The company’s tame expert on automation technology—at least the one best natured to talk and explain things, rather than just stepping in and doing—was a four-year-old program christened Socrates Melanogaster, although no one knew why. Informally, and when the machine was not listening, they just called him “Black Belly.”

“What about using von Neumann machines?” Jeffrey asked, after he had stated the general nature of the problem into the microphone at his desk console.

“That sounds promising,” the intelligence replied politely. “And what are the properties of these machines?”

“Really? Oh, well, self-replicating robots. Turn them loose and they forage for a certain kind of materials, which just happen to be the same things they’re made of. When each one gets enough, it sits down and makes a copy of itself. Then the copies go out and forage and make more copies. Sooner or later, after so many generations, the machines are programmed to return to base, and you have a whole bunch of useful materials, refined and on the hoof. Like sending cows out to graze, breed, and build up a herd of meat for market.”

“Remarkable,” Black Belly said—after one of those pauses that left Jeffrey wondering if it had gone off mentally, between bursts of human-speed conversation with him, to compose a symphony or write a history of the left-handed screwdriver in popular literature. “Have you actually seen these machines?”

“No, they’re just a concept.”

“What is their power source?”

“I don’t know—it’s just an idea.”

“Not a bad one.” Another pause. “We could find sufficient aluminum oxide for a chassis in the common clay distributed throughout the area. The quartz in common sand would provide silicon for electronic circuits.” Another pause. “It would be surprising, however, to find iron deposits for the magnets in the machine’s motors, or copper for their windings. But perhaps we could develop some kind of kinetic tensioning device using cables made of cellulose fibers, which would contract and expand under some unknown chemical reaction.” Pause. “I would have to consult a materials specialist.”

“Do you think such a machine is actually possible?”

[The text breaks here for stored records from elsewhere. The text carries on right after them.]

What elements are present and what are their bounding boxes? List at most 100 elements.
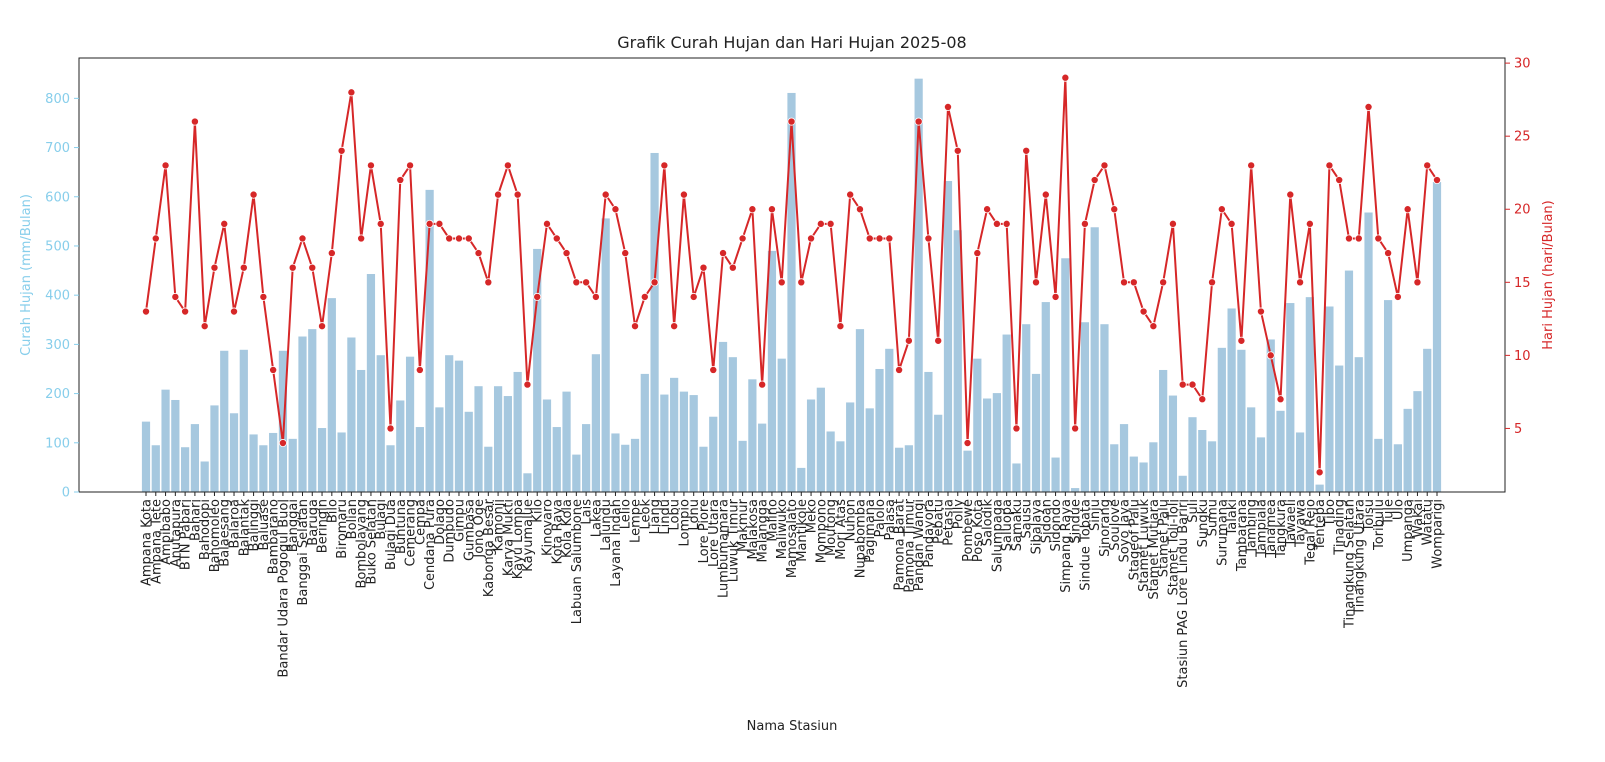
line-point bbox=[728, 263, 737, 272]
line-point bbox=[640, 292, 649, 301]
x-tick-label: Kilo bbox=[531, 499, 546, 523]
x-tick-label: Kamonji bbox=[492, 499, 507, 551]
x-tick-label: Pamona Timur bbox=[902, 498, 917, 592]
x-tick-label: Lindu bbox=[658, 499, 673, 535]
line-point bbox=[816, 219, 825, 228]
line-point bbox=[269, 365, 278, 374]
x-tick-label: Kayumalue bbox=[521, 499, 536, 572]
bar bbox=[1110, 444, 1119, 492]
x-tick-label: Cempa bbox=[413, 499, 428, 545]
bar bbox=[904, 445, 913, 492]
bar bbox=[894, 447, 904, 492]
bar bbox=[1413, 391, 1422, 492]
x-tick-label: Pandan Wangi bbox=[912, 499, 927, 591]
line-point bbox=[836, 322, 845, 331]
line-point bbox=[807, 234, 816, 243]
x-tick-label: Tayawa bbox=[1294, 499, 1309, 548]
line-point bbox=[415, 365, 424, 374]
bar bbox=[1423, 348, 1432, 492]
line-point bbox=[1061, 73, 1070, 82]
bar bbox=[239, 349, 248, 492]
x-tick-label: Sindue bbox=[1069, 499, 1084, 544]
line-point bbox=[1139, 307, 1148, 316]
line-point bbox=[983, 205, 992, 214]
bar bbox=[181, 447, 190, 492]
line-point bbox=[895, 365, 904, 374]
bar bbox=[415, 427, 424, 492]
x-tick-label: Biromaru bbox=[335, 499, 350, 559]
x-tick-label: Bambarano bbox=[267, 499, 282, 574]
bar bbox=[591, 354, 601, 492]
line-point bbox=[914, 117, 923, 126]
line-point bbox=[572, 278, 581, 287]
y-tick-label: 800 bbox=[45, 92, 70, 107]
line-point bbox=[904, 336, 913, 345]
bar bbox=[1344, 270, 1354, 492]
x-tick-label: Gumbasa bbox=[462, 499, 477, 561]
x-tick-label: Lalundu bbox=[599, 499, 614, 551]
line-point bbox=[445, 234, 454, 243]
line-point bbox=[973, 249, 982, 258]
x-tick-label: Anutapura bbox=[169, 499, 184, 567]
line-point bbox=[621, 249, 630, 258]
x-tick-label: Malangga bbox=[756, 499, 771, 562]
line-point bbox=[239, 263, 248, 272]
bar bbox=[1188, 417, 1197, 492]
x-tick-label: Bolian bbox=[345, 499, 360, 539]
line-point bbox=[679, 190, 688, 199]
line-point bbox=[141, 307, 150, 316]
line-point bbox=[1041, 190, 1050, 199]
line-point bbox=[298, 234, 307, 243]
y-tick-label: 0 bbox=[62, 486, 70, 501]
x-tick-label: Kinovaro bbox=[540, 499, 555, 556]
bar bbox=[357, 369, 366, 492]
line-point bbox=[210, 263, 219, 272]
x-tick-label: Makmur bbox=[736, 498, 751, 552]
x-tick-label: Balinggi bbox=[247, 499, 262, 551]
x-tick-label: Mamosalato bbox=[785, 499, 800, 578]
x-tick-label: Sausu bbox=[1020, 499, 1035, 538]
x-tick-label: Bahari bbox=[188, 499, 203, 541]
line-point bbox=[464, 234, 473, 243]
bar bbox=[572, 454, 581, 492]
line-point bbox=[181, 307, 190, 316]
bar bbox=[1002, 334, 1011, 492]
bar bbox=[1325, 306, 1334, 492]
x-tick-label: Ampana Kota bbox=[140, 499, 155, 586]
line-point bbox=[230, 307, 239, 316]
x-tick-label: Tenteba bbox=[1313, 499, 1328, 551]
x-tick-label: Bulagi bbox=[374, 499, 389, 540]
bar bbox=[787, 92, 796, 492]
x-tick-label: Soulove bbox=[1108, 499, 1123, 551]
line-point bbox=[484, 278, 493, 287]
chart-title: Grafik Curah Hujan dan Hari Hujan 2025-0… bbox=[617, 33, 966, 52]
bar bbox=[1315, 484, 1324, 492]
bar bbox=[924, 371, 933, 492]
line-point bbox=[562, 249, 571, 258]
x-tick-label: Palasa bbox=[883, 499, 898, 541]
x-tick-label: Surumana bbox=[1215, 499, 1230, 566]
bar bbox=[826, 431, 835, 492]
line-point bbox=[220, 219, 229, 228]
line-point bbox=[992, 219, 1001, 228]
line-point bbox=[308, 263, 317, 272]
x-tick-label: Sibalaya bbox=[1030, 499, 1045, 554]
bar bbox=[1286, 303, 1295, 492]
bar bbox=[493, 386, 503, 492]
y-tick-label: 300 bbox=[45, 338, 70, 353]
line-point bbox=[631, 322, 640, 331]
bar bbox=[846, 402, 855, 492]
line-point bbox=[1159, 278, 1168, 287]
line-point bbox=[542, 219, 551, 228]
line-point bbox=[503, 161, 512, 170]
x-tick-label: Bulagi Dua bbox=[384, 499, 399, 570]
line-point bbox=[1266, 351, 1275, 360]
x-tick-label: Lakea bbox=[589, 499, 604, 537]
x-tick-label: Ampibabo bbox=[159, 499, 174, 565]
line-point bbox=[1393, 292, 1402, 301]
x-tick-label: Nuhon bbox=[844, 499, 859, 541]
line-point bbox=[288, 263, 297, 272]
line-point bbox=[1335, 176, 1344, 185]
line-point bbox=[1384, 249, 1393, 258]
x-tick-label: Malakosa bbox=[746, 499, 761, 560]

“Yes.” A longer pause—and Jeffrey began to wonder how many terabytes of scholarly articles in online physics and chemistry journals Black Belly was mentally scanning and sorting. “But conversion of the metals and the silicon would require large amounts of direct heat, and the molecular synthesis of cellulose would entail complicated endothermic reactions. With present technology, these conditions are beyond the capability of a conveniently sized autobot.”

“You’re saying a machine the size of a rabbit or a beaver doesn’t have room in its belly for a high-temperature smelting apparatus,” Jeffrey interpreted for his own human understanding.

“Yes … um …” That
um
was always a bad sign, hiding a mountain of reservations. “Essentially.”

“Suppose it didn’t have to copy itself? How about we send the beavers out to gather bits of wood pulp, sand, and clay, and send robot moles digging underground for the metals they can find and mine—then they take it all back to a, well, to a big old mama bear who
does
have a smelter in her belly. She can refine the ingots of iron, copper, gold, and whatever, and do the other chemical reactions to produce raw materials for making more beavers and moles.”

“This ‘bear,’ would it be … some kind of loading pad or buffering device?”

“I don’t understand you.” Jeffrey was confused. “Explain, please.”

“Your word, ‘bear.’ Would it be acting as a thermocouple?”

“No, no, it would look like a big mammal, a bear,
Ursus americanus.
” Jeffrey was still learning the limits of machine intelligence, especially with descriptive metaphors. “It would function as a kind of home base or mother ship to all the little autobots, the beavers.”

“How would the little ones be powered?”

“Solar energy, I guess. Or something simple.”

“And the robot moles then? How are they powered?”

“A nuclear reactor, using isotopes. We put one inside each of them.”

Black Belly ruminated for a while. “So … it would not be a closed system.”

“No, not completely. Not necessarily. Not a limiting factor.”